Bolivia, igual que todas las hermanas repúblicas de nuestro entorno, tiene su propio espejo hecho con azogue andino. En él se mira cada vez que quiere, algunas veces cuando está más desarreglada o al estado natural, como le ocurre en estos días. Así desaliñada y hasta crispada por las circunstancias no le gusta verse a nadie (tampoco, digámoslo entre paréntesis, a su hermana del Ecuador), enfrentándose humilde, valiente, positiva y constructivamente con su propia realidad. Más bien se tiende a huir en alas de la ilusión hacia un espejismo, al cual asimilarse con algunos afeites inadecuados, los más rápidos y fáciles. Y por eso no es raro que con el tiempo y las aguas el espejo vuelva a reflejar la imagen natural, con su nuevo desarreglo y su cada vez mayor frustración y crispación.

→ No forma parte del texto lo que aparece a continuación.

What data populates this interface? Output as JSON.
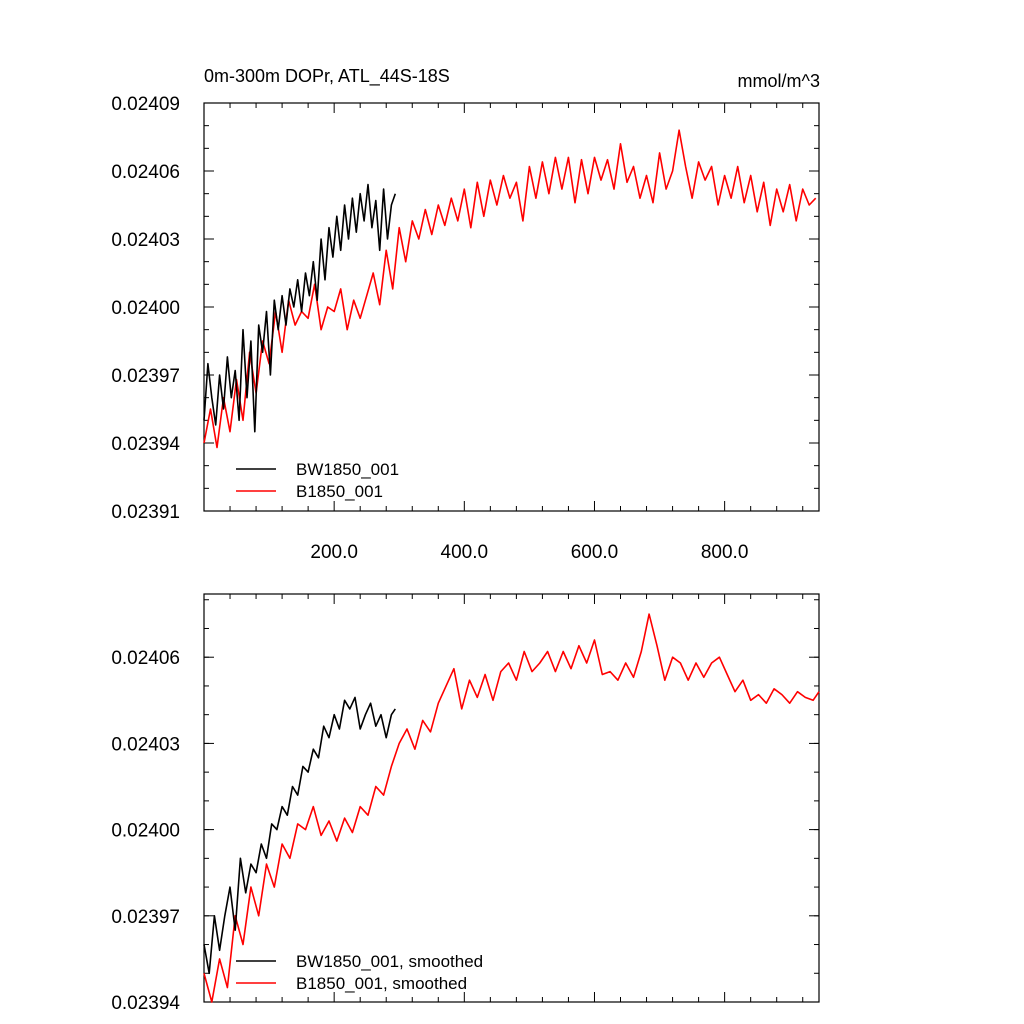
{
  "chart_data": [
    {
      "type": "line",
      "title": "0m-300m DOPr, ATL_44S-18S",
      "units": "mmol/m^3",
      "xlim": [
        0,
        945
      ],
      "ylim": [
        0.02391,
        0.02409
      ],
      "x_ticks": [
        200,
        400,
        600,
        800
      ],
      "x_tick_labels": [
        "200.0",
        "400.0",
        "600.0",
        "800.0"
      ],
      "y_ticks": [
        0.02391,
        0.02394,
        0.02397,
        0.024,
        0.02403,
        0.02406,
        0.02409
      ],
      "y_tick_labels": [
        "0.02391",
        "0.02394",
        "0.02397",
        "0.02400",
        "0.02403",
        "0.02406",
        "0.02409"
      ],
      "legend_position": "bottom-left",
      "series": [
        {
          "name": "BW1850_001",
          "color": "#000000",
          "x": [
            0,
            6,
            12,
            18,
            24,
            30,
            36,
            42,
            48,
            54,
            60,
            66,
            72,
            78,
            84,
            90,
            96,
            102,
            108,
            114,
            120,
            126,
            132,
            138,
            144,
            150,
            156,
            162,
            168,
            174,
            180,
            186,
            192,
            198,
            204,
            210,
            216,
            222,
            228,
            234,
            240,
            246,
            252,
            258,
            264,
            270,
            276,
            282,
            288,
            294
          ],
          "values": [
            0.02395,
            0.023975,
            0.02396,
            0.023948,
            0.02397,
            0.023955,
            0.023978,
            0.02396,
            0.023972,
            0.02395,
            0.02399,
            0.02396,
            0.023985,
            0.023945,
            0.023992,
            0.02398,
            0.023998,
            0.02397,
            0.024003,
            0.02399,
            0.024005,
            0.023992,
            0.024008,
            0.024,
            0.024012,
            0.023998,
            0.024015,
            0.024005,
            0.02402,
            0.024003,
            0.02403,
            0.024012,
            0.024035,
            0.024022,
            0.02404,
            0.024025,
            0.024045,
            0.02403,
            0.024048,
            0.024033,
            0.02405,
            0.024038,
            0.024054,
            0.024035,
            0.024047,
            0.024025,
            0.024052,
            0.02403,
            0.024045,
            0.02405
          ]
        },
        {
          "name": "B1850_001",
          "color": "#ff0000",
          "x": [
            0,
            10,
            20,
            30,
            40,
            50,
            60,
            70,
            80,
            90,
            100,
            110,
            120,
            130,
            140,
            150,
            160,
            170,
            180,
            190,
            200,
            210,
            220,
            230,
            240,
            250,
            260,
            270,
            280,
            290,
            300,
            310,
            320,
            330,
            340,
            350,
            360,
            370,
            380,
            390,
            400,
            410,
            420,
            430,
            440,
            450,
            460,
            470,
            480,
            490,
            500,
            510,
            520,
            530,
            540,
            550,
            560,
            570,
            580,
            590,
            600,
            610,
            620,
            630,
            640,
            650,
            660,
            670,
            680,
            690,
            700,
            710,
            720,
            730,
            740,
            750,
            760,
            770,
            780,
            790,
            800,
            810,
            820,
            830,
            840,
            850,
            860,
            870,
            880,
            890,
            900,
            910,
            920,
            930,
            940
          ],
          "values": [
            0.02394,
            0.023955,
            0.023938,
            0.02396,
            0.023945,
            0.023968,
            0.02395,
            0.02398,
            0.023962,
            0.023985,
            0.023975,
            0.023998,
            0.02398,
            0.024003,
            0.023992,
            0.023998,
            0.023995,
            0.02401,
            0.02399,
            0.024,
            0.023998,
            0.024008,
            0.02399,
            0.024003,
            0.023995,
            0.024005,
            0.024015,
            0.024001,
            0.024025,
            0.024008,
            0.024035,
            0.02402,
            0.024038,
            0.02403,
            0.024043,
            0.024032,
            0.024045,
            0.024036,
            0.024048,
            0.024038,
            0.024052,
            0.024035,
            0.024055,
            0.02404,
            0.024056,
            0.024045,
            0.024058,
            0.024048,
            0.024055,
            0.024038,
            0.024062,
            0.024048,
            0.024064,
            0.02405,
            0.024066,
            0.024052,
            0.024066,
            0.024046,
            0.024065,
            0.02405,
            0.024066,
            0.024056,
            0.024065,
            0.024052,
            0.024072,
            0.024055,
            0.024062,
            0.024048,
            0.024058,
            0.024046,
            0.024068,
            0.024052,
            0.02406,
            0.024078,
            0.024062,
            0.024048,
            0.024064,
            0.024056,
            0.024062,
            0.024045,
            0.024058,
            0.024048,
            0.024062,
            0.024046,
            0.024058,
            0.024042,
            0.024055,
            0.024036,
            0.024052,
            0.024042,
            0.024054,
            0.024038,
            0.024052,
            0.024045,
            0.024048
          ]
        }
      ]
    },
    {
      "type": "line",
      "xlim": [
        0,
        945
      ],
      "ylim": [
        0.02394,
        0.024082
      ],
      "y_ticks": [
        0.02394,
        0.02397,
        0.024,
        0.02403,
        0.02406
      ],
      "y_tick_labels": [
        "0.02394",
        "0.02397",
        "0.02400",
        "0.02403",
        "0.02406"
      ],
      "legend_position": "bottom-left",
      "series": [
        {
          "name": "BW1850_001, smoothed",
          "color": "#000000",
          "x": [
            0,
            8,
            16,
            24,
            32,
            40,
            48,
            56,
            64,
            72,
            80,
            88,
            96,
            104,
            112,
            120,
            128,
            136,
            144,
            152,
            160,
            168,
            176,
            184,
            192,
            200,
            208,
            216,
            224,
            232,
            240,
            248,
            256,
            264,
            272,
            280,
            288,
            294
          ],
          "values": [
            0.02396,
            0.02395,
            0.02397,
            0.023958,
            0.02397,
            0.02398,
            0.023965,
            0.02399,
            0.023978,
            0.023988,
            0.023985,
            0.023995,
            0.02399,
            0.024002,
            0.024,
            0.024008,
            0.024005,
            0.024015,
            0.024012,
            0.024022,
            0.02402,
            0.024028,
            0.024025,
            0.024036,
            0.024032,
            0.02404,
            0.024035,
            0.024045,
            0.024042,
            0.024046,
            0.024035,
            0.02404,
            0.024044,
            0.024036,
            0.02404,
            0.024032,
            0.02404,
            0.024042
          ]
        },
        {
          "name": "B1850_001, smoothed",
          "color": "#ff0000",
          "x": [
            0,
            12,
            24,
            36,
            48,
            60,
            72,
            84,
            96,
            108,
            120,
            132,
            144,
            156,
            168,
            180,
            192,
            204,
            216,
            228,
            240,
            252,
            264,
            276,
            288,
            300,
            312,
            324,
            336,
            348,
            360,
            372,
            384,
            396,
            408,
            420,
            432,
            444,
            456,
            468,
            480,
            492,
            504,
            516,
            528,
            540,
            552,
            564,
            576,
            588,
            600,
            612,
            624,
            636,
            648,
            660,
            672,
            684,
            696,
            708,
            720,
            732,
            744,
            756,
            768,
            780,
            792,
            804,
            816,
            828,
            840,
            852,
            864,
            876,
            888,
            900,
            912,
            924,
            936,
            945
          ],
          "values": [
            0.02395,
            0.02394,
            0.023955,
            0.023945,
            0.02397,
            0.02396,
            0.02398,
            0.02397,
            0.023988,
            0.02398,
            0.023995,
            0.02399,
            0.024002,
            0.024,
            0.024008,
            0.023998,
            0.024003,
            0.023996,
            0.024004,
            0.023999,
            0.024008,
            0.024005,
            0.024015,
            0.024012,
            0.024022,
            0.02403,
            0.024035,
            0.024028,
            0.024038,
            0.024034,
            0.024044,
            0.02405,
            0.024056,
            0.024042,
            0.024052,
            0.024046,
            0.024054,
            0.024045,
            0.024055,
            0.024058,
            0.024052,
            0.024062,
            0.024055,
            0.024058,
            0.024062,
            0.024055,
            0.024062,
            0.024056,
            0.024064,
            0.024058,
            0.024066,
            0.024054,
            0.024055,
            0.024052,
            0.024058,
            0.024053,
            0.024062,
            0.024075,
            0.024064,
            0.024052,
            0.02406,
            0.024058,
            0.024052,
            0.024058,
            0.024053,
            0.024058,
            0.02406,
            0.024054,
            0.024048,
            0.024052,
            0.024045,
            0.024047,
            0.024044,
            0.024049,
            0.024047,
            0.024044,
            0.024048,
            0.024046,
            0.024045,
            0.024048
          ]
        }
      ]
    }
  ]
}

En cualquier familia las hermanas se parecen, aunque algunas más que otras. Pues bien, tengo la impresión que Bolivia y Ecuador, no obstante algunos rasgos que evidentemente las diferencian, como la cuestión marítima y otras, se parecen muchísimo. Para comprobarlo bastaría mirarnos estos días en el espejo de Bolivia. Ponernos al lado de ella y observar algunas similitudes notables que tenemos. Comenzando quizá por el hecho de que el Mesa de allá, acá se llama Palacio, ambos originados en el binomio, fórmula o medicina política del Presidente que en cada respectiva república elegimos y luego defenestramos. Similitud que se completa en la circunstancia de que ambos ex vicepresidentes y actuales jefes de Estado se muestran llenos de ponderación y de buena voluntad.

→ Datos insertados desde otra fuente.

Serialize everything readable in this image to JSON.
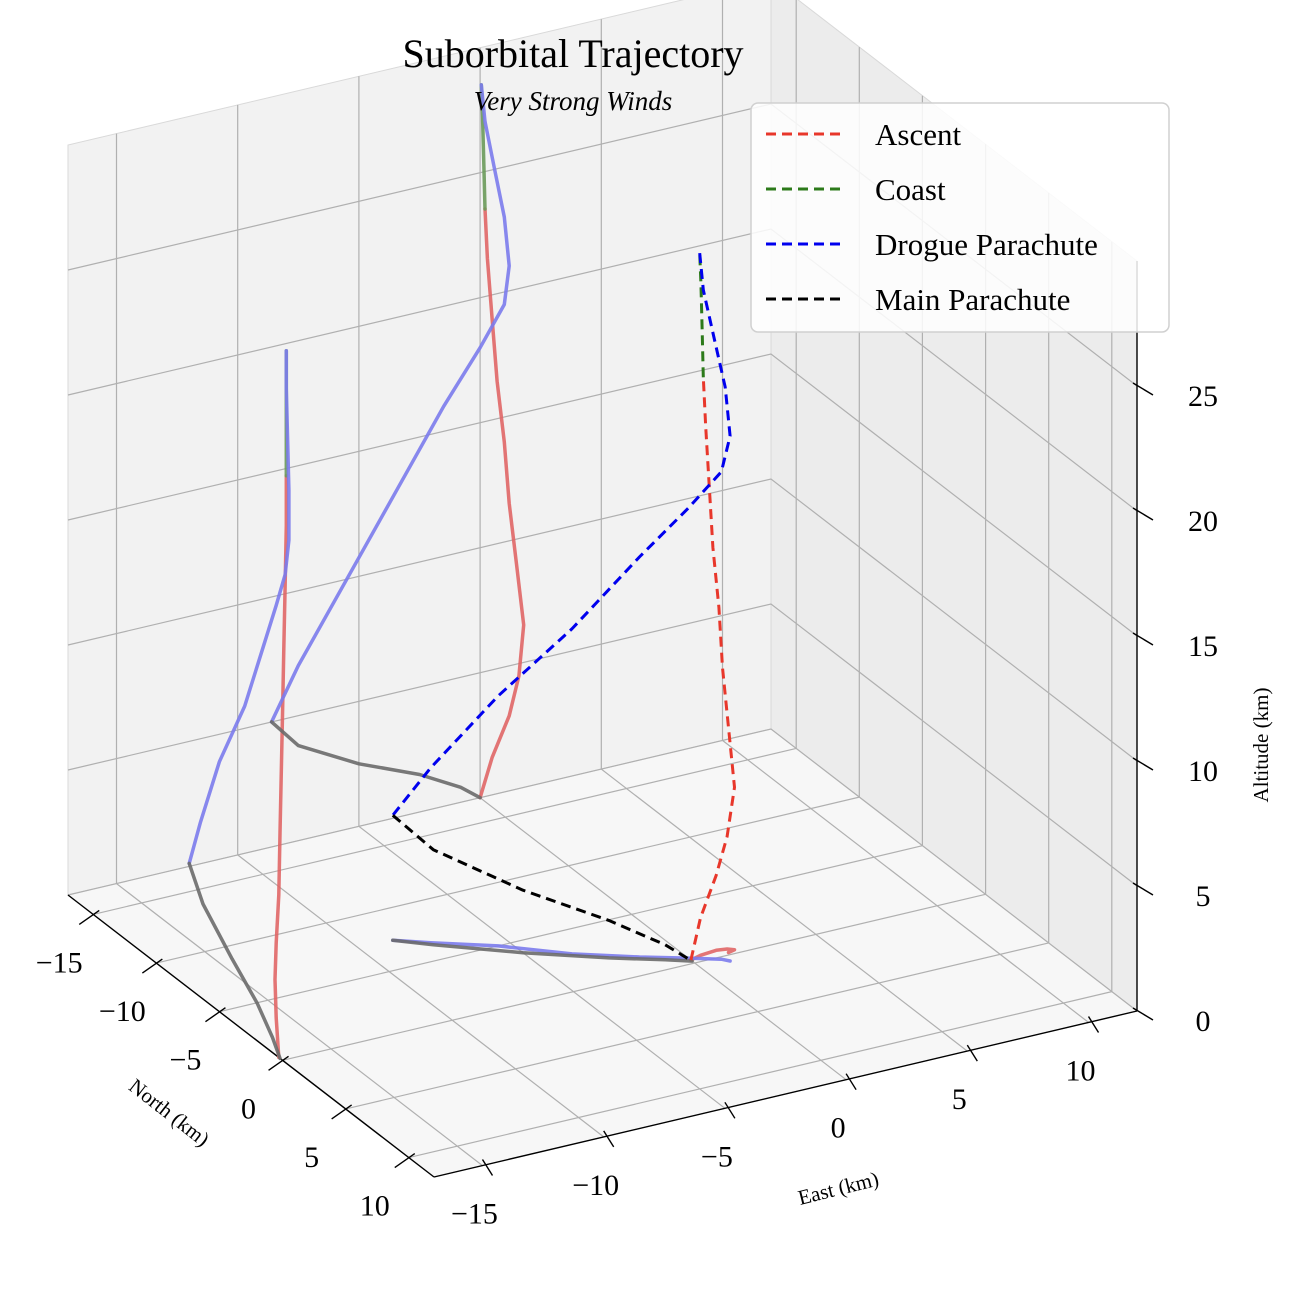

No voy a establecer en este breve artículo las diferencias personales de los actores de cada caso. Ni las de índole política, económica y social de cada república. Solo destacaré algunas de las similitudes de mayor relevancia o evidencia, entre las dos hermanas situadas frente al mismo espejo. Y así, ante todo y sobre todo, que tanto Bolivia cuanto Ecuador son repúblicas interiormente divididas, cada vez más, por radicales antagonismos y visiones sociopolíticas y económicas contrapuestas. Y que hasta ahora han sido incapaces de articular un proyecto nacional de largo alcance, por encima de las naturales divergencias humanas, personales y sociales. Por eso unos ven supuestamente la panacea para el bien común en el nacionalismo estatista a ultranza, mientras otros la imaginan en el aperturismo privatista indiscriminado.

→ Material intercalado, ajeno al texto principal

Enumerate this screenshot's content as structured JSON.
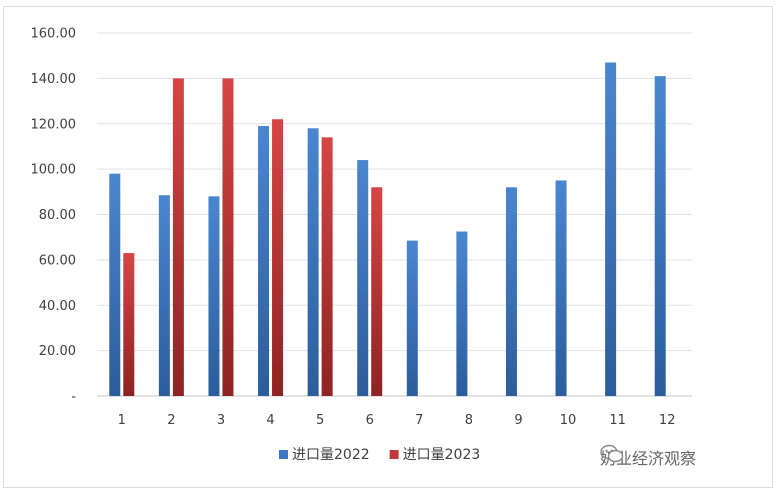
{
  "chart_data": {
    "type": "bar",
    "categories": [
      "1",
      "2",
      "3",
      "4",
      "5",
      "6",
      "7",
      "8",
      "9",
      "10",
      "11",
      "12"
    ],
    "series": [
      {
        "name": "进口量2022",
        "color": "#3a78c6",
        "values": [
          98,
          88.5,
          88,
          119,
          118,
          104,
          68.5,
          72.5,
          92,
          95,
          147,
          141
        ]
      },
      {
        "name": "进口量2023",
        "color": "#c0393a",
        "values": [
          63,
          140,
          140,
          122,
          114,
          92,
          null,
          null,
          null,
          null,
          null,
          null
        ]
      }
    ],
    "ylim": [
      0,
      160
    ],
    "yticks": [
      0,
      20,
      40,
      60,
      80,
      100,
      120,
      140,
      160
    ],
    "ytick_labels": [
      "-",
      "20.00",
      "40.00",
      "60.00",
      "80.00",
      "100.00",
      "120.00",
      "140.00",
      "160.00"
    ],
    "grid": true,
    "legend_position": "bottom"
  },
  "watermark": {
    "icon": "wechat-icon",
    "text": "奶业经济观察"
  }
}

Otra similitud que destaca es la relativa a lo de las autonomías o autogobiernos, algo bueno en sí mismo, pero que debe elaborarse en armonía nacional, dentro del marco constitucional, sin precipitaciones ni ensimismamientos.
Pues así como cada persona humana va elaborando etapas y logrando su propia autonomía individual sin menoscabo de su dimensión social, así también los pueblos, sus localidades, regiones y naciones deben ir estructurando las suyas, de acuerdo a su propia realidad y sin olvidar su condición humanista ni su proyección global. En caso contrario coartan, de un modo o de otro, su desarrollo y pueden hasta desembocar en la desintegración. Como hubiera ocurrido, por ejemplo, en los Estados Unidos, si –entre otras circunstancias favorables– no hubiera estado a la cabeza del sector unionista y humanista de esa nación la figura providencial de Lincoln cuando estalló la guerra civil.
Pero dejemos ahora de mirarnos en el espejo de Bolivia y veámonos en el propio nuestro. ¿No podríamos evitar los espejismos y con honestidad, con realismo, dejarnos de refundar ilusamente el país, y más bien empeñarnos en irlo reformando y cambiando positivamente, con esfuerzo y tesón indesmayables, dentro de una coherente y progresiva concurrencia de voluntades del mejor modo posible?